Katha Pollitt, in the current (June 28, 2010) issue of The Nation, begins her column recounting how World War II was “the last time Americans accepted the challenge of sacrifice in pursuit of common goals.” War had necessitated rationing, conservation, war bond purchasing, and other efforts that showed an awareness for a bigger, collective “good.” Since then, and now, after (during?) The Great Recession, while millions are still unemployed or under-employed, while the budget hawks in the government nickels and dimes itself out of effective reform that could revitalize our economy and our nation, while consumers self-righteously fume at BP’s environmental destruction, but fail to acknowledge their own fuel thirst that has created the demand for off-shore oil drilling, have Americans become so accustomed to wanting more while contributing less that when a new “national sacrifice” is in order, it is not only seems to be a politically disastrous position, but the existing inequities of our society get replayed and reinforced?
We must start by looking honestly in the mirror, revisit the ideas of fairness and equality, and refocus on that collective good, as Pollitt fantastically does here:
I would gladly pay higher taxes to prevent layoffs of teachers, cops and firemen; to improve our schools and universities; keep libraries open; expand public transportation; and put unemployed people to work repairing our tattered infrastructure, building public housing, maintaining our parks, staffing childcare centers. And what about that green technology Obama used to talk about—wind power, solar power, high-speed trains? There is no shortage of important work that needs to be done, and the costs of not doing it are very high. Unfortunately, the same leaders who fear asking us to sacrifice by paying higher taxes have no qualms about spending the money we already give them—and borrowing more—to pay for wars, war toys and prisons, while organizing the tax structure around the greed of corporations and the richest sliver of the population. The lavishing of treasure to pay for our militarized, increasingly unequal society is the sacrifice most of us are already making. Is it any wonder that people respond to calls for sacrifice with defensiveness and cynicism?

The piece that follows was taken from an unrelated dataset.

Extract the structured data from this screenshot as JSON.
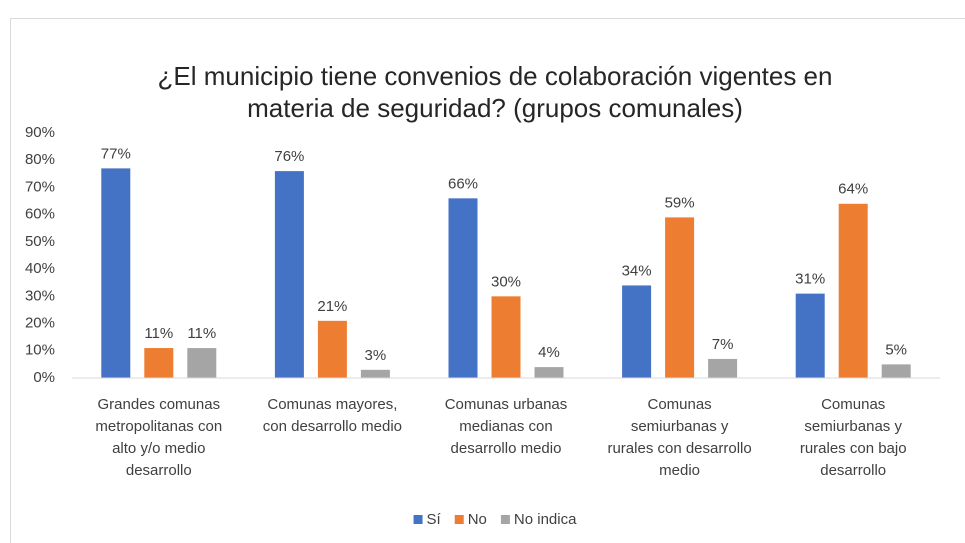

Adding to the difficulty of selling the public on sacrifice is that the salesman is usually a very rich and successful person who will barely feel the pinch of the policies he proposes. “Americans have become masters of ‘sacrifice avoidance,’ ” intones Eliot Spitzer in his Slate column. This immensely wealthy man, who spent more than $100,000 on prostitutes and thereby cost New York its best shot in a generation at a functioning state government, tells me to read the Gettysburg Address and be inspired to “a greater sense of national purpose”?
Multimillionaires who argue for raising taxes should start by proposing taxes on themselves that would actually lower their standard of living. Until then, they’re not really sharing the sacrifice they want to impose on the rest of us.
Is it a wonder that so many think Americans are the greediest people on earth?